Zijn concurrent is Simon Magus, uiterlijk nauwelijks van hem te onderscheiden door gelijke kleding en eveneens een doornenkroontje. Deze Simon was een succesvolle magiër die de apostelen veel wind uit de zeilen nam. Hij leeft nog slechts voort in het begrip ‘simonie’ maar in zijn tijd had hij veel volgelingen. In het ‘relilab’ van de eerste eeuw was zijn beweging zeker zo prominent als die van wat later de christenen werden genoemd.
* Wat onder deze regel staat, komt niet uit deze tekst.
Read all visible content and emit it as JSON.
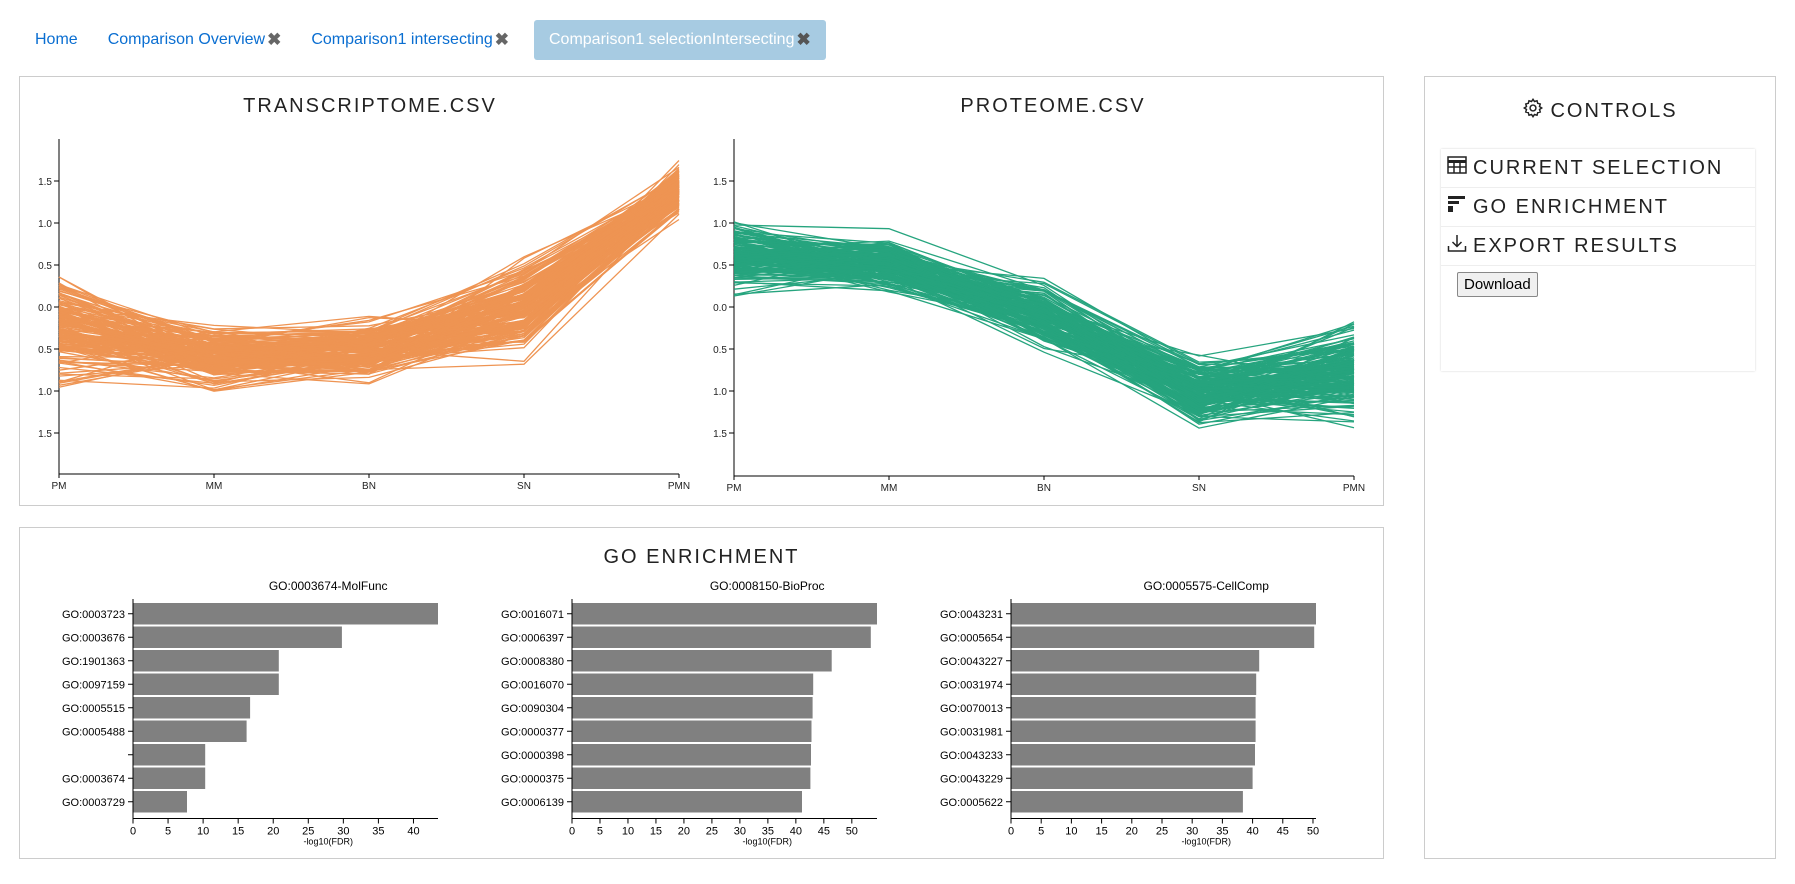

Simon speelt ook iets na uit het Nieuwe Testament, hij wil zich als apostel aansluiten bij de sekte van Fanuèl. Net als door Petrus eertijds wordt hem dat geweigerd waarna Simon definitief de kant van Nero’s Rome kiest. De vrouwelijke inbreng komt van de Vestaalse maagd Rubria die in het geheim ook Fanuèls volgeling is. Met haar loopt het niet goed af. Boito verwijst hier onopvallend naar de parabel over de wijze en de dwaze maagden met hun olielampjes, wachtend op de bruidegom.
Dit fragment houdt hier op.